Here's some music that goes straight to the soul:
It's the second movement of Jonathan Leshnoff's Violin Concerto No. 2, in a new recording by violinist Noah Bendix-Balgley, the American-born First Concertmaster of the Berlin Philharmonic. Noah recorded Leshnoff’s second violin concerto with Oklahoma City Philharmonic and conductor Alexander Mickelthwate, and the album also includes two other works by Leshnoff, his "Elegy" and "Of Thee I Sing," commissioned by the OCP in memory of the 1995 Oklahoma City bombing.
"The slow and lyrical second movement of the violin concerto is pensive, and very emotional, scored for just solo violin, strings and harp," Bendix-Balgley told me, in an interview about the concerto. "It forms the heart of the whole piece. The movement is entitled 'Chokhmah Yud,' which refers to the mysterious genesis of a creative idea, the seed of inspiration."
"Chokhmah Yud" is a Hebrew term - and much of Leshnoff's music carries Jewish themes. Bendix-Balgley himself wrote a violin concerto based on his lifelong involvement with traditional Jewish Klezmer music. It was called Fidl-Fantazye: A Klezmer Concerto, and Noah premiered it in 2016 with the Pittsburgh Symphony Orchestra, where he was concertmaster from 2011 until 2015.
Does Leshnoff's music have a bit of that Klezmer spirit as well?
"A lot of Jonathan Leshnoff’s music addresses Jewish identity and themes, especially Jonathan’s study of Jewish mysticism," Bendix-Balgley said. "In this work, the third movement is a dance-like scherzo, which certainly has klezmer elements in it."

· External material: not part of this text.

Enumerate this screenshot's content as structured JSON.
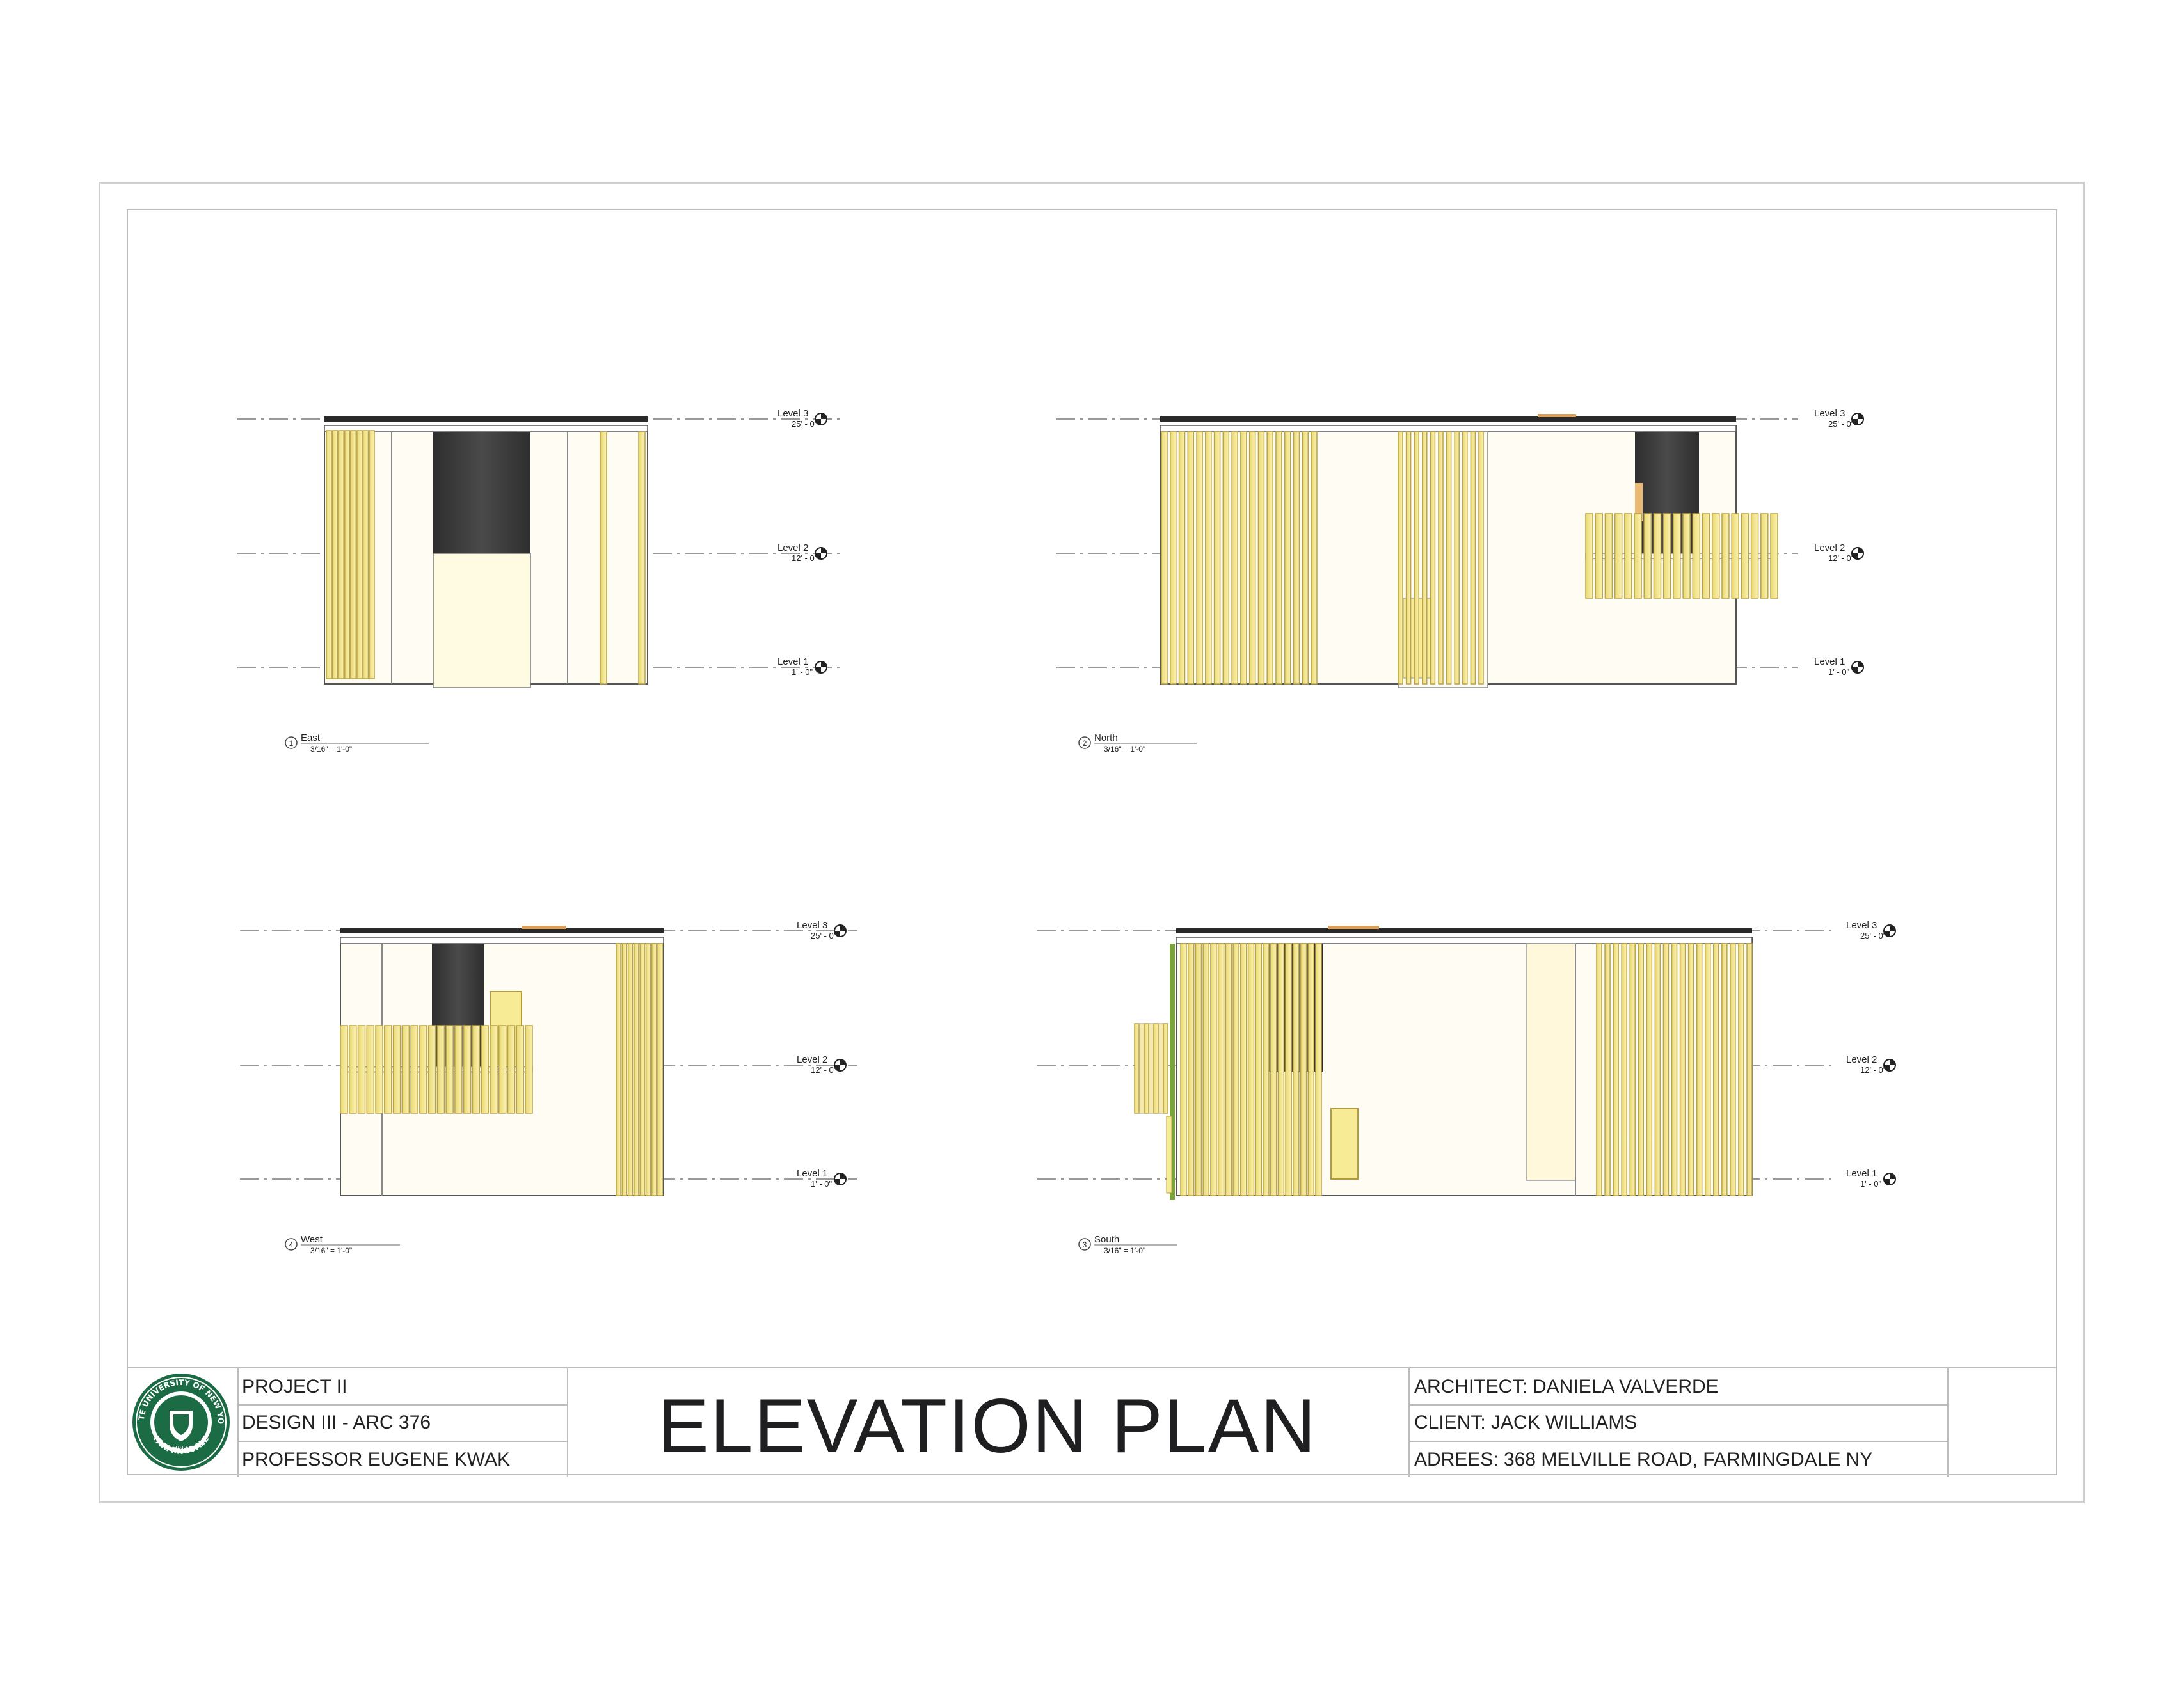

Leshnoff, born in 1973, is based in Baltimore and is a Professor of Music at Towson University. His second violin concerto was originally written for violinist Alex Kerr and premiered by Kerr and the Dallas Symphony Orchestra in 2018.
So how playable is Leshnoff's Violin Concerto No. 2?
"Jonathan's violin concerto is both an exciting and a lyrical work, with soaring melodies for the violin, as well as rhythmically driving passagework," Bendix-Balgley said. "It is quite challenging for both the orchestra and the soloist. The fast movements have nonstop moving notes, often in complex groupings, and getting everything tight and together is not easy. But it’s a rewarding process, as the piece is enjoyable to play and to listen to. I would say the work is immediately relatable, and violinists may notice passages with inspiration from the Sibelius concerto, Bach E major Preludio and more - Jonathan told me as much!"
"I think an advanced student could tackle the work, and the music is indeed available," Bendix-Balgley said. (The music is published through Theodore Presser Co., here is a link for purchasing the piano reduction.)
What brought Noah to Leshnoff's music?
"This came together by happy coincidence- I knew of Jonathan Leshnoff and his work, but had never played it myself," Bendix-Balgley said. "I was scheduled to play another piece of Jonathan's - his Chamber Concerto for Violin - in May 2020 in Japan. Unfortunately that performance never happened because of the Covid lockdown. But I had been in touch with Jonathan in preparation for the concert, and he then asked me about performing and recording his second violin concerto. I was very happy to do so."